A third concern is a short-term issue at least: quality control, which we covered earlier in the week. Tesla has yet to comment publicly, but suggested privately the car at issue in a teardown analysis may be an early production Model 3.
“We’ve made significant progress in Model 3 production, having delivered Model 3 to customers in more than 20 states, and we continue to target weekly production rates of 2,500 by the end of Q1 and 5,000 by the end of Q2,” Tesla said in a statement. “We have been inspired by the response to the car and appreciate the continued support of our reservation holders. We are working hard to deliver more cars soon.”
So if Tesla has 5,000 Model 3s built going into April, builds another 30,000 April through June, then 60,000 July through September, plus the Model S sedans and Model X crossovers (100,000 in 2018, not all sold in the US), it’s going to hit the 200,000 tax credit cap sometime in early summer. It takes more than a year to wind down the tax credit entirely, but it’s impossible for all 455,000 Model 3 intenders with paid reservations are going to see the full credit. But half might.
How the Tax Credit Works
Every automaker gets a tax credit that has a 200,000-vehicle cap, as it’s described. It’s actually more because of a phase-down. Here’s how it works:
- First, the automaker sells 200,000 EVs. No automaker has hit 200,000 yet. Tesla is believed to be at about 140,000. At 200,000 sold, a bell goes off, of sorts, and a countdown timer — time, not units — comes into play.
- Every car sold in the we-hit-200,000 EVs quarter still gets the full credit. Every car sold in the quarter after that gets the full credit as well.
- For the next six months, every EV sold by that automaker gets half credit. In the six months after that, it’s one-quarter credit. Then it’s gone.

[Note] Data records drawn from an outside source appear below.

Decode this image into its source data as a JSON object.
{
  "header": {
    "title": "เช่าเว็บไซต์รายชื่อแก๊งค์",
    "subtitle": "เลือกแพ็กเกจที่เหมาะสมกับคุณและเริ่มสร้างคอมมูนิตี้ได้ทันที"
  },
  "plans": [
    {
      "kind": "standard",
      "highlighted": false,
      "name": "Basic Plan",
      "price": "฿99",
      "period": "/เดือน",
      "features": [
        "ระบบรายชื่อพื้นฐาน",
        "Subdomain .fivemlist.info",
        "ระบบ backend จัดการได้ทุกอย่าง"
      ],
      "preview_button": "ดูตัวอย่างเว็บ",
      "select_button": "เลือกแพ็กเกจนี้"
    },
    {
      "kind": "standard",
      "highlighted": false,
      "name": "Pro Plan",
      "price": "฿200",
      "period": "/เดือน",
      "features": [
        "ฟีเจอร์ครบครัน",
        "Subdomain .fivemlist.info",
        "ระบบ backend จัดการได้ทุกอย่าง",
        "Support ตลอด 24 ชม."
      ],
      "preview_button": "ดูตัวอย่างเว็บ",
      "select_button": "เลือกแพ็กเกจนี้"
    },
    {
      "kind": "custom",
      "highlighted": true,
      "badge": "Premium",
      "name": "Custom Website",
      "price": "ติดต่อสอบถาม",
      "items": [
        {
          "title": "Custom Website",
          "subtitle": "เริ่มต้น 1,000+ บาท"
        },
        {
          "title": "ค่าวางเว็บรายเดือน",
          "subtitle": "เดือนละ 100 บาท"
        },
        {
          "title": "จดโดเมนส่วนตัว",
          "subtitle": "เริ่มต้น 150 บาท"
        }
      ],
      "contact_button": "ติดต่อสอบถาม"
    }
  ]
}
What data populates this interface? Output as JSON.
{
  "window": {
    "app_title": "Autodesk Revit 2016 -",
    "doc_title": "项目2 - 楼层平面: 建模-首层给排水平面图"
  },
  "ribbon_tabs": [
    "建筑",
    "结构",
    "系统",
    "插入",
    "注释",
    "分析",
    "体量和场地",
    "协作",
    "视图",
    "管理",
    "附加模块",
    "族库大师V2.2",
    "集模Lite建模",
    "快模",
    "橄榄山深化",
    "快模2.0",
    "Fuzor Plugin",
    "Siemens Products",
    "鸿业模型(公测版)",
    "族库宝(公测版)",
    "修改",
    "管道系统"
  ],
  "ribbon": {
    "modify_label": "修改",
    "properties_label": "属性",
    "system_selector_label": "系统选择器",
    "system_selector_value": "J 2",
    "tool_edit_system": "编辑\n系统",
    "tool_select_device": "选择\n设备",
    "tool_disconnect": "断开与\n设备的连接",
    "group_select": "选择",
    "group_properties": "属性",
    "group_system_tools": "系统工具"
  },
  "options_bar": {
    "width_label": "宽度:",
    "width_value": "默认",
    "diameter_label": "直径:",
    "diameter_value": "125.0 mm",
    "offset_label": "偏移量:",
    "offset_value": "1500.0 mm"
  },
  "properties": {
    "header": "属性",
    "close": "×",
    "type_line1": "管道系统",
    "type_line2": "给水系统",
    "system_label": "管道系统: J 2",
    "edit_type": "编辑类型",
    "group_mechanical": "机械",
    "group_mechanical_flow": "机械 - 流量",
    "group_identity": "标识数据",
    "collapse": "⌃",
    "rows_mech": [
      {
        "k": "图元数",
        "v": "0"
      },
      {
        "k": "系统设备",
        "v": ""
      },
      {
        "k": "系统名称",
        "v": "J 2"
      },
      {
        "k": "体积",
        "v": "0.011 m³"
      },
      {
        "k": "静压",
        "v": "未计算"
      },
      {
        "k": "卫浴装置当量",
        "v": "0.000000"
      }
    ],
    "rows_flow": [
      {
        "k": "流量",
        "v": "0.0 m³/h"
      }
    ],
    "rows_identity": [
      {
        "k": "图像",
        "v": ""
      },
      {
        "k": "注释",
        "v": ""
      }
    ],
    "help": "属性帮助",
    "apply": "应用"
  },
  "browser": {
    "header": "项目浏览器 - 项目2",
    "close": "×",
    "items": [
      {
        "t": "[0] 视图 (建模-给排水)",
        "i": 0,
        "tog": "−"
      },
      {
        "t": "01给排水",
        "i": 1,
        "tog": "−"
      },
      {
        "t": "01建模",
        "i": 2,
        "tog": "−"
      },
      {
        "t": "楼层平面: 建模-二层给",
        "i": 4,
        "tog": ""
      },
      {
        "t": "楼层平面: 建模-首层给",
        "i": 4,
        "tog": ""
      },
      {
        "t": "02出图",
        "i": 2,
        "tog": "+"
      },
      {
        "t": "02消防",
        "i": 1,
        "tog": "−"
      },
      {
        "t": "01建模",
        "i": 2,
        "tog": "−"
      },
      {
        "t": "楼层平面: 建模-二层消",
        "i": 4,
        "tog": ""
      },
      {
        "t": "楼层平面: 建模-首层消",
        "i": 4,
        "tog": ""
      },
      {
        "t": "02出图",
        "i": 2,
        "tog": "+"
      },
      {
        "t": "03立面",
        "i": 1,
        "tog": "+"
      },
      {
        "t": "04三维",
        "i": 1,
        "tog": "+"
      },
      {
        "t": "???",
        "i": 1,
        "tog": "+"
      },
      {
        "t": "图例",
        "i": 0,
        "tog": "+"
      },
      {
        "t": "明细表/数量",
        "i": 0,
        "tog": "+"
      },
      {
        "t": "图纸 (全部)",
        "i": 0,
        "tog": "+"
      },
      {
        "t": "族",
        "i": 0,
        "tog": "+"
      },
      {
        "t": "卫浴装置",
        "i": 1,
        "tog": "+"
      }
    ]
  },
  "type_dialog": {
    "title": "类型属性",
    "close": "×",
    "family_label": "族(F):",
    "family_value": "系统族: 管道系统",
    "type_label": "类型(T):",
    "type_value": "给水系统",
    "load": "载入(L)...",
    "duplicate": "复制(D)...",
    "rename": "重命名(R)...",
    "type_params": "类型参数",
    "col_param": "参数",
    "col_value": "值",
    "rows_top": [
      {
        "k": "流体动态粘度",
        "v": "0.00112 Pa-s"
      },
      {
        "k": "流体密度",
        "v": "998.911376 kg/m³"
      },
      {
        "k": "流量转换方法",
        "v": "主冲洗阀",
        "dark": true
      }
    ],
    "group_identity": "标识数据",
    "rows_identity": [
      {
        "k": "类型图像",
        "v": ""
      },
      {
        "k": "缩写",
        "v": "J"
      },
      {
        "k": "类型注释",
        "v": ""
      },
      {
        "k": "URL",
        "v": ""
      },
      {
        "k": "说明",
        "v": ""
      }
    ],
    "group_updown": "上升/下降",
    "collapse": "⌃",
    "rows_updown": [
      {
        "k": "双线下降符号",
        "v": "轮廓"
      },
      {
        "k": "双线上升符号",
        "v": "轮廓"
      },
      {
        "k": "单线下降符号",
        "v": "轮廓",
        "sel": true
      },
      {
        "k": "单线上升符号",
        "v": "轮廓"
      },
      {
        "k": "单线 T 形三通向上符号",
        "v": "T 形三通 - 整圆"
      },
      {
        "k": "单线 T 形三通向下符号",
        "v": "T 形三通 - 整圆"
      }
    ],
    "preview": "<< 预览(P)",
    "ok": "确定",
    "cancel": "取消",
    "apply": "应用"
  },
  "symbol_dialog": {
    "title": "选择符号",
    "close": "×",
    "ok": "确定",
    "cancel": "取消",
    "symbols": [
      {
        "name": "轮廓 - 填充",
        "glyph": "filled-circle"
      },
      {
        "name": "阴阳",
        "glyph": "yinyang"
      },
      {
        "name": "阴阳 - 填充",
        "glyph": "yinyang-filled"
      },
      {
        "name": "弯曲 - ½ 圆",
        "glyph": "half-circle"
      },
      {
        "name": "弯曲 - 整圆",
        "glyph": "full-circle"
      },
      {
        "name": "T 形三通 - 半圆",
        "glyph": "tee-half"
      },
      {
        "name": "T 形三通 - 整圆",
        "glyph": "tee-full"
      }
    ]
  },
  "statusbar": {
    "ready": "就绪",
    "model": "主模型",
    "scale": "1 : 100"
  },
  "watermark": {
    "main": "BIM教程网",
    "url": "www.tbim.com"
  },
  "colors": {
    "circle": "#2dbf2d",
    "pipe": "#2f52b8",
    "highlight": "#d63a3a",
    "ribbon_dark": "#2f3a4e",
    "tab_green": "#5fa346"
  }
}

So Tesla’s goal once it gets close to the 200,000 mark is to have its factories running flat out, at the capacity they’ve been talking about, not the capacities they’re struggled through with the Model 3. Were Tesla to hit unit 200,000 on July 1, 2018 (the beginning of the third quarter), and were it producing the 20,000 Model 3s it claims it can each month, as well as 10,000 Model S and Model X EVs a month, it would build 90,000 extra cars that get the credit in Q3, and another 90,000 that get the full credit in Q4, meaning Tesla would have 380,000 cars getting the full credit. Plus another 180,000 cars getting half or quarter credit. Notice there are a lot of ifs in this.
If the factories run properly, if Tesla diverts production to US customers, and if Tesla hits the 200,000 mark at the very beginning of a quarter, as many as 150,000 Model 3 buyers would get the full $ 7,500 tax credit, 120,000 more would give half credit, and 120,000 more would get one-quarter credit.
Check back to see how those 455,000 customers in line actually fare.